Consider rv $$X$$ with dmf $$f$$, in order to estimate $${\mathbb E}[h(X)]=\int h(x)f(x)\,{\rm d}(x)$$ use an instrumental density function $$g$$ such that:

• $$f(x)=0$$ whenever $$g(x)=0$$

If $$Y$$ stands for a rv with dmf $$g$$, then ${\mathbb E}[h(X)]=\int h(x)f(x)\,{\rm d}(x)=\int h(x)\frac{f(x)}{g(x)}g(x)\,{\rm d}(x)={\mathbb E}[h(Y)\omega(Y)]\,,$ where the weight function $$\omega=f/g$$.

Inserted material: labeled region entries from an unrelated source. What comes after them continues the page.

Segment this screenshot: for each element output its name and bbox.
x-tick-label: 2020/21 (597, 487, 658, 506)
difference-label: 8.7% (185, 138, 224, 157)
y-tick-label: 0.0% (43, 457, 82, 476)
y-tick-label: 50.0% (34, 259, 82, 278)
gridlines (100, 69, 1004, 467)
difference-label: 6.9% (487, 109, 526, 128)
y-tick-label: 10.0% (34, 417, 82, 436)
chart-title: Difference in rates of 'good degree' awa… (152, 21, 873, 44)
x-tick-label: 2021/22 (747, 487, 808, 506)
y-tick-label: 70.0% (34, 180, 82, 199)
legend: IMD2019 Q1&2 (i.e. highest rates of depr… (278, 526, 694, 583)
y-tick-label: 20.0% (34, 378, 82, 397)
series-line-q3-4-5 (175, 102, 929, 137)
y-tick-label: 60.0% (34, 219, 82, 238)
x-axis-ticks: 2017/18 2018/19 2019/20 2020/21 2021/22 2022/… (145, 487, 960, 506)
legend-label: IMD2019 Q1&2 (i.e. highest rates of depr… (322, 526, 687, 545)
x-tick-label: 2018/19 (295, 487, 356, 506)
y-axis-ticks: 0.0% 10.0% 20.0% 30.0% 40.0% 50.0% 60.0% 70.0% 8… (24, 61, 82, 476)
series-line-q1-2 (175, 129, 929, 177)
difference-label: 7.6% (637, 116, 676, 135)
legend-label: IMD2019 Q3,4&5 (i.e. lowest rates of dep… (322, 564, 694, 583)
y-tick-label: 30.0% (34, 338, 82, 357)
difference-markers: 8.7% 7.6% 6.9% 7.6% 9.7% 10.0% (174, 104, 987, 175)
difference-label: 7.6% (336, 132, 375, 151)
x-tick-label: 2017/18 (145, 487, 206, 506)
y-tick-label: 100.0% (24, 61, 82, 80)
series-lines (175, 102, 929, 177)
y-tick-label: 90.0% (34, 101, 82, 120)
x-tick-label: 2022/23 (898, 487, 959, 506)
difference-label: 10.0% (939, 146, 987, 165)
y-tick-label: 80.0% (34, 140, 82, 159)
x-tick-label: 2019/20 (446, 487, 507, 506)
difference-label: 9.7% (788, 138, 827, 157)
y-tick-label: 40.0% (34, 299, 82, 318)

By sampling from $$g$$ and averaging $$h(y_i)\omega(y_i)$$ we obtain an unbiased estimation of $${\mathbb E}[h(Y)]$$ whose variance is ${\rm Var}\left[\frac{1}{n}\sum_{i=1}^n h(Y_i)\omega(Y_i)\right]=\frac{1}{n}\left({\mathbb E}[h^2(X)\omega(X)]-{\mathbb E}[h(X)]^2\right)$

While when $$g=f$$, the variance is $$({\mathbb E}[h^2(X)]-{\mathbb E}[h(X)]^2)/n$$. In order to reduce the variance we need that $$\omega$$ is small – equiv. $$g$$ is large – for large values of $$h^2$$ (while it can be large – equiv. $$g$$ small – at the values where $$h^2$$ is small).

1-pnorm(5)
## [1] 2.866516e-07

Example

set.seed(1) ; MC <- 10000
s.norm <- rnorm(MC)
c(mean(s.norm>5),var(s.norm>5)/MC)
## [1] 0 0
ss.norm <- s.norm+5
is <- (ss.norm>5)*exp((25-10*ss.norm)/2)
c(mean(is),var(is)/MC)
## [1] 2.799445e-07 4.565146e-17

Tilting

Density function $f_t(x)=\frac{e^{tx}f(x)}{M(t)}$ is called tilted density of $$f$$, for $$-\infty<t<\infty$$.

Tilting is a natural way to obtain instrumental dmfs for importance sampling.

If $$X\sim{\rm N}(\mu,\sigma)$$, by tilting, we obtain $${\rm N}(\mu+t\sigma^2,\sigma)$$.